Ce fut comme si un simple vœu suffisait. Ses pieds se décollèrent du sol dans lequel ils semblaient s'être englués, et il courut jusqu'à la salle d'eau. Aussitôt, il se jeta sur son père, et enlaça sa taille, que Rachel tenait déjà. A travers ses larmes, il voyait ses cheveux, juste ses cheveux, et il tendit une main vers eux. Il la posa, passa doucement ses doigts sous les mèches, et ce fut comme une promesse. Je suis là. Je serai toujours là.

Bye bye Neverland (1990)
Les semaines qui suivirent, Jacek souhaita être cet arbre, dans le jardin, qui ne sentait rien, qui ne se blessait pas, qui ne s'altérait pas, qui affrontait tout – les orages, les hivers, les tempêtes, la neige – sans que rien ne l'atteignît vraiment. Il faisait du mieux qu'il pouvait, pour paraître comme cet arbre. Il faisait du mieux qu'il pouvait, pour que rien n'eût l'air d'avoir changé. Pourtant, rien n'était pareil, et c'était évident. Rachel ne parlait plus. Leur père parcourait les routes à la recherche des hommes qui avaient assassiné sa femme, leur mère. Jacek, il se contentait d'essayer de comprendre. Ou presque.
Il devinait pourquoi c'était plus difficile pour Rachel que pour lui. Il n'y avait pas vraiment assisté. Il n'avait pas vu la balle transpercer la tête. Il n'avait pas senti le sang gicler sur son visage, tremper ses vêtements. Alors, c'était plus facile, dans le sens où il n'avait pas subi un choc aussi brutal. Il n'avait pas ce cauchemar qui revenait, chaque nuit, qui le hantait, le jour. Il en rêvait, il y pensait, mais ça ne serait jamais aussi poignant.
Il comprenait son père. On lui avait déjà tout pris, une fois ; il avait déjà souffert de sa condition de mutant. Il aurait probablement réagi de la même manière, par la haine, l'aveuglement et la colère... Le gamin avait, lui aussi, cette rage, profonde, ancrée, qui grondait souvent. Elle était couplée à un terrible sentiment d'injustice. Pourquoi elle ? Pourquoi eux ? Juste parce qu'ils étaient différents ? Certes, ils étaient des mutants, mais hormis ce malheureux gène X, ils disposaient des mêmes caractéristiques que les homo sapiens. Ils étaient tous humains, terriblement humains, avec les mêmes dilemmes, les mêmes peines, les mêmes rengaines.
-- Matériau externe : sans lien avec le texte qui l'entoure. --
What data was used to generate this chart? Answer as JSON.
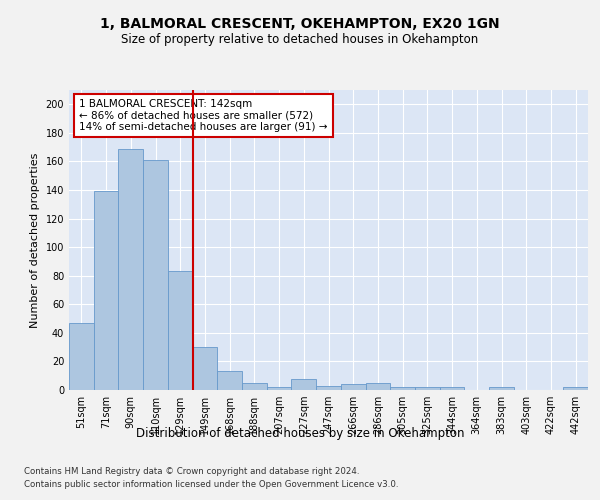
{
  "title1": "1, BALMORAL CRESCENT, OKEHAMPTON, EX20 1GN",
  "title2": "Size of property relative to detached houses in Okehampton",
  "xlabel": "Distribution of detached houses by size in Okehampton",
  "ylabel": "Number of detached properties",
  "categories": [
    "51sqm",
    "71sqm",
    "90sqm",
    "110sqm",
    "129sqm",
    "149sqm",
    "168sqm",
    "188sqm",
    "207sqm",
    "227sqm",
    "247sqm",
    "266sqm",
    "286sqm",
    "305sqm",
    "325sqm",
    "344sqm",
    "364sqm",
    "383sqm",
    "403sqm",
    "422sqm",
    "442sqm"
  ],
  "values": [
    47,
    139,
    169,
    161,
    83,
    30,
    13,
    5,
    2,
    8,
    3,
    4,
    5,
    2,
    2,
    2,
    0,
    2,
    0,
    0,
    2
  ],
  "bar_color": "#adc6e0",
  "bar_edge_color": "#6699cc",
  "vline_color": "#cc0000",
  "annotation_text": "1 BALMORAL CRESCENT: 142sqm\n← 86% of detached houses are smaller (572)\n14% of semi-detached houses are larger (91) →",
  "annotation_box_color": "#ffffff",
  "annotation_box_edge": "#cc0000",
  "ylim": [
    0,
    210
  ],
  "yticks": [
    0,
    20,
    40,
    60,
    80,
    100,
    120,
    140,
    160,
    180,
    200
  ],
  "footer1": "Contains HM Land Registry data © Crown copyright and database right 2024.",
  "footer2": "Contains public sector information licensed under the Open Government Licence v3.0.",
  "fig_bg_color": "#f2f2f2",
  "plot_bg_color": "#dce6f5",
  "grid_color": "#ffffff",
  "title1_fontsize": 10,
  "title2_fontsize": 8.5,
  "tick_fontsize": 7,
  "xlabel_fontsize": 8.5,
  "ylabel_fontsize": 8,
  "annotation_fontsize": 7.5,
  "footer_fontsize": 6.2
}
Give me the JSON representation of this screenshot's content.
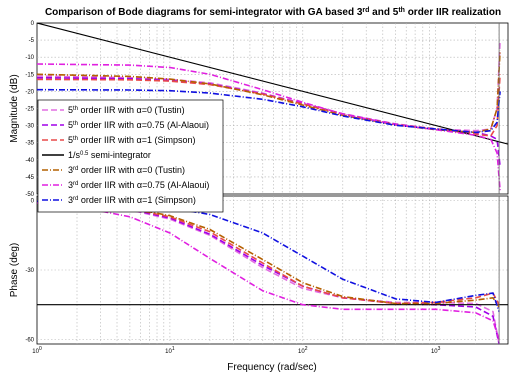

C'était injuste, juste injuste.
Et l'injustice... oh, comme cela lui paraissait insupportable. Il en souffrait parce qu'elle échappait à sa compréhension, et parce qu'elle glissait entre les filets de la rationalité. La mort elle-même n'était pas rationnelle. Pas maintenant. Pas ici. Pas maman. Elle était simplement réelle ; et même cette réalité avait des airs d'illusion. Jacek ne parvenait pas à y croire. Il se réveillait, le matin, et il pensait la trouver dans le salon, un livre à la main. Il rentrait, le soir, et il s'attendait à voir son sourire chaleureux. La journée, il semblait que des éléments par dizaines y faisaient référence. Il se disait : « il faudra que je lui dise, ça la fera rire ». Mais non. Non, Jacek, parce que maman est morte. Cette pensée, c'était toujours comme une baffe prise en pleine gueule. Ah oui, c'est vrai. Retour au factuel. Il vivait dans cet entre-deux hésitant, pris dans le creux mouvant de deux vagues d'un océan tempétueux. Il n'arrivait pas à réaliser, tout simplement.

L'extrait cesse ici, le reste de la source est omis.